DRNO - Daily Research News
News Article no. 3175
Published June 3 2004

 

 

 

Better Prospect for Life Assurance

The recently beleaguered UK life assurance market will grow by over £1.8bn in the next four years to £5bn as stock markets recover and protection products remain popular, according to a report from Datamonitor.

UK Life Assurance 2004 is an overview of the total UK life market and its key products, providing market size statistics and distribution data, examination of key growth drivers, analysis of leading competitors, plus forecasts of premiums and distribution trends up to 2008.

The market has fallen in value by almost £800 million since 2000, most of it in 2002-3, with poor stock market returns, weakened consumer confidence, high-profile scandals and complex regulatory reform all contributing to a rough ride for the industry. With-profits bonds have been the biggest loser.

While the savings side of the life market has languished, the protection market has prospered, with premiums up c.12% per annum since 2000. Protection products accounted for 40% of total life premiums in 2003. The boom in credit lines and the growth of the housing market have increased consumers' perceived need for protection such as term assurance.

Total new premium income for term products has grown by an average of 23% per annum, while endowments, which have left many policyholders with severe mortgage shortfalls, have all but collapsed from £278 million in 2000 to a mere £42 million in 2003.

The single premium life market value dropped heavily in 2003, falling by 26% to just £1.8 million since 2002. Notably, premium income from with-profits bonds has plunged from over £1 billion in 2002 to less than £300 million in 2003, with many consumers seeing their bonuses slashed after bad management of funds. Datamonitor forecasts that they will pick up again from 2006 due to improved equity market returns and renewed sales effort.

The largest insurers continue to grow at the expense of the smaller players, who have found it more difficult to compete. The top ten competitors accounted for over 75% of premiums in 2002. Medium-sized insurers now find themselves potential merger targets, says Datamonitor, while the smallest have been in heavy decline since 1999, dropping from a combined value of £718 million in 1999 to just £172 million in 2002 and from 19.5% market share to a mere 5.1%.

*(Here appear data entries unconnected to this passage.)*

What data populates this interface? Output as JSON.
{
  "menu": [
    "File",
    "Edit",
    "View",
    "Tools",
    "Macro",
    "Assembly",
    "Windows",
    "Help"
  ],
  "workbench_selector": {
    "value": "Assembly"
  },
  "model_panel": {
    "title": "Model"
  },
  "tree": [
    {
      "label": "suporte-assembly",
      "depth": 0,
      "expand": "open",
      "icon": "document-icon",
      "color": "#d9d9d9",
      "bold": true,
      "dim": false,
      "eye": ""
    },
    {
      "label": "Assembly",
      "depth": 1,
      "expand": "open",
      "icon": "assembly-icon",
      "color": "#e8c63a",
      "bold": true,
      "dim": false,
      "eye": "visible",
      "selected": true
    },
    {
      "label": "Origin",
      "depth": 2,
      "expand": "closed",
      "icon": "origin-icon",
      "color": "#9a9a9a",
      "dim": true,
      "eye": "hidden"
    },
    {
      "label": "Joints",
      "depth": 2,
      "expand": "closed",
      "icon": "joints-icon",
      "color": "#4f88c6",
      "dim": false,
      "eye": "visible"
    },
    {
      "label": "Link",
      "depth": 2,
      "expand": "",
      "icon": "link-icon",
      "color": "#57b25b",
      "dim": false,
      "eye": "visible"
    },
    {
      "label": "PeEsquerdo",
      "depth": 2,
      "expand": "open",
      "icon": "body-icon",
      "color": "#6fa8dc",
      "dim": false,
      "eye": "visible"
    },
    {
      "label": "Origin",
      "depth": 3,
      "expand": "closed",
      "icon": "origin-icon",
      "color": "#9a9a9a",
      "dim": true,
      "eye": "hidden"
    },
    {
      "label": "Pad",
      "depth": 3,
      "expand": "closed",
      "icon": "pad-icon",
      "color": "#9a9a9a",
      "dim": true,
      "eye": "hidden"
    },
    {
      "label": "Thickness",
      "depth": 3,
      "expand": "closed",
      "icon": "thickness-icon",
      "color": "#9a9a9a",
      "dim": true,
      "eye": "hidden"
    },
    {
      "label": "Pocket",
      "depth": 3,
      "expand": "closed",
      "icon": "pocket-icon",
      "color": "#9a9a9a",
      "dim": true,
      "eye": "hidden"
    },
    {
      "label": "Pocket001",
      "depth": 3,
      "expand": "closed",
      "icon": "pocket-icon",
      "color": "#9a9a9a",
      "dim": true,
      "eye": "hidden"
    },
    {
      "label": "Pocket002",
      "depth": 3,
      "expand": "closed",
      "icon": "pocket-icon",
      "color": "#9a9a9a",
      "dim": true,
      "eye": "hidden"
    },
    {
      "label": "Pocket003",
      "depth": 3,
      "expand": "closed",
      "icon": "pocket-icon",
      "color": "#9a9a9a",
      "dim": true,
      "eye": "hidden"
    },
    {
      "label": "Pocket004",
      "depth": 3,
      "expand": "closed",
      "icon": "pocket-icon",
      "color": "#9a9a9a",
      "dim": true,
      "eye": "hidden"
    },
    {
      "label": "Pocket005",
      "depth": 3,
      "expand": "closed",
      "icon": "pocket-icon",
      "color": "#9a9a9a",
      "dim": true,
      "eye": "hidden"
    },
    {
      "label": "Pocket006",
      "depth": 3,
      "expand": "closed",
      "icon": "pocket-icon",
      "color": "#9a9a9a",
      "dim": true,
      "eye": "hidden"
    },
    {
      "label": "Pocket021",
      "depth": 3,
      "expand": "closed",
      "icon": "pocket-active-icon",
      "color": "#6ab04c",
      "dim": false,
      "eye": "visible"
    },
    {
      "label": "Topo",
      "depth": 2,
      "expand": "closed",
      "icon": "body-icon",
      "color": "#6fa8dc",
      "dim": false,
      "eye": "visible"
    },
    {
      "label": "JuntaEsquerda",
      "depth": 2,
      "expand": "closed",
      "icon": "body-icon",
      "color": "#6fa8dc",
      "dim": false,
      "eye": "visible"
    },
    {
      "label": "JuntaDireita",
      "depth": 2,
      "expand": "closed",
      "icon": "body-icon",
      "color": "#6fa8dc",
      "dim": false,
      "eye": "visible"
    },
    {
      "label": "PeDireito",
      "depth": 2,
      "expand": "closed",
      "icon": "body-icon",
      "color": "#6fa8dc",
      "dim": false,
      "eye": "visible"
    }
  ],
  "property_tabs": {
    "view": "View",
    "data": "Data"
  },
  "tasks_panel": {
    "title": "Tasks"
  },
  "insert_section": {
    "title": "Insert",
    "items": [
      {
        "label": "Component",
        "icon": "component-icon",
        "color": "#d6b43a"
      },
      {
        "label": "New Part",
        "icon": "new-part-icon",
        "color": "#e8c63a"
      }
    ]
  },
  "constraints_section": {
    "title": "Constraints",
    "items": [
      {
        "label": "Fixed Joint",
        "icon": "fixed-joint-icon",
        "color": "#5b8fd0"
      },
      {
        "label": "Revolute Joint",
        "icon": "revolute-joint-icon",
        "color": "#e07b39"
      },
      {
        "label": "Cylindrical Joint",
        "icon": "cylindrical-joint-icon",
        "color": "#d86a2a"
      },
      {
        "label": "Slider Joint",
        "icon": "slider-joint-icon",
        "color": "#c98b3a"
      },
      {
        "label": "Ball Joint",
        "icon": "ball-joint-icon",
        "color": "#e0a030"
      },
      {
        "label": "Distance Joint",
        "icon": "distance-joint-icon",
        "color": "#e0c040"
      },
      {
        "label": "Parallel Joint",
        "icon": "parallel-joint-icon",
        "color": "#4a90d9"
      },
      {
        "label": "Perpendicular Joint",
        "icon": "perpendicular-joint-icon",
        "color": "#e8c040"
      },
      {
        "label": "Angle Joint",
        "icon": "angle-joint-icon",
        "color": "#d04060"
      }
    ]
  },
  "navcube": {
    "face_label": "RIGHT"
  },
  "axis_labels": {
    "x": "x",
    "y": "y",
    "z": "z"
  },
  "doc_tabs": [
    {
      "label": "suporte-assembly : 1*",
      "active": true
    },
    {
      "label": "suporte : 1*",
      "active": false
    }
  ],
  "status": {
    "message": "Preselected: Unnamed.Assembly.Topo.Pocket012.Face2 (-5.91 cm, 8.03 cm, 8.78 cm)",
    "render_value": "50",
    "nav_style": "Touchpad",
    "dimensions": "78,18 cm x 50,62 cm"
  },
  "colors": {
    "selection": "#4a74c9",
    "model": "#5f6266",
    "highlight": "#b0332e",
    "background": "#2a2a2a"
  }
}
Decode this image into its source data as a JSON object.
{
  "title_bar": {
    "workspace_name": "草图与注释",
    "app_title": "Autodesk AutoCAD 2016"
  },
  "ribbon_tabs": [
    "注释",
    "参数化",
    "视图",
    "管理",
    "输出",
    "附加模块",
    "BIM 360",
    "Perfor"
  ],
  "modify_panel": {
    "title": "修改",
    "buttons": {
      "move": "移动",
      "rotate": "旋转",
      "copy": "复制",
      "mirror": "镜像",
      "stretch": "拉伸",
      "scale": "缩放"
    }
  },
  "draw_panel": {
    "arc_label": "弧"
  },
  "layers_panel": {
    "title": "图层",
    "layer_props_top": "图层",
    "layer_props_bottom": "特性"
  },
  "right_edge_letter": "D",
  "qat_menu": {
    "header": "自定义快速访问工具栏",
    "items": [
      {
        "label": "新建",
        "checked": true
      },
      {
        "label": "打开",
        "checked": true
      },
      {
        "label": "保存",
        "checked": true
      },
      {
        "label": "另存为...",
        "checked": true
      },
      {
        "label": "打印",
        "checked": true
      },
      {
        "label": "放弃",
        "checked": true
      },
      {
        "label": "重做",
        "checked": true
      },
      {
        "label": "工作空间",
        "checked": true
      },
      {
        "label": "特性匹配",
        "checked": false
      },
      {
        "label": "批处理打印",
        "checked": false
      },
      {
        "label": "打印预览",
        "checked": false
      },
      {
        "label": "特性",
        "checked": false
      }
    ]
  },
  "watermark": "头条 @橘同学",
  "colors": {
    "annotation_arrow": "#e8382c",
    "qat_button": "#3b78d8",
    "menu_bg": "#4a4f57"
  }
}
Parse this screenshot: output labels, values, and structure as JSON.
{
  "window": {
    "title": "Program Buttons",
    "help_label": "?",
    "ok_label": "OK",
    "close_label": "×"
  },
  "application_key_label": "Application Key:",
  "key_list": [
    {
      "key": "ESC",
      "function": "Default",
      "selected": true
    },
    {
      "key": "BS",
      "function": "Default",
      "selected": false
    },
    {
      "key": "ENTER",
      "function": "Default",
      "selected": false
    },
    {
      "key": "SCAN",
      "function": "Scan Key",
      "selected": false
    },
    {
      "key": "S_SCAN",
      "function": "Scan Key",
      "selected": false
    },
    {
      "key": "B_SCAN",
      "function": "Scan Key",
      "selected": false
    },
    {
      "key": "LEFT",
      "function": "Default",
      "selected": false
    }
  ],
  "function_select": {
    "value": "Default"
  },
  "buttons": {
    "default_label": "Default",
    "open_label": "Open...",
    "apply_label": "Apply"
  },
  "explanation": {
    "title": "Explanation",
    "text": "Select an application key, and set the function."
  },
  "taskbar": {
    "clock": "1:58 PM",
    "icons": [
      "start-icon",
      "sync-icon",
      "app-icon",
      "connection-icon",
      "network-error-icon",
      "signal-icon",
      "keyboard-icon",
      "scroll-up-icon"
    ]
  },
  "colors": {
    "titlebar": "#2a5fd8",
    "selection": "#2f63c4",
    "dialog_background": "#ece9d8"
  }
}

Among individual companies, HBOS has overtaken Aviva to become the UK's leading life insurance provider with almost 12% market share in 2002 with strength in the mortgage and bancassurance market balancing a fall in annual premium business. Legal & General's strong distribution relationships with bancassurers and retailers has proven a good move while Prudential has suffered setbacks.

The bancassurance channel has become a real force in life assurance distribution, with over 15% share of the annual premium market and more than 21% in the single premium market in 2003. Banks are increasingly cross-selling savings products as well as life products and the report forecasts that bancassurers will continue to increase their share of the annual premium market to 26% by 2008, although IFAs will continue to dominate the single premium market.

'Life insurance companies will have to work hard and make sure they have learnt their lessons from the last few years if they are to regain customer trust and interest', warns Liz Hartley, Financial Services Analyst at Datamonitor and author of the report.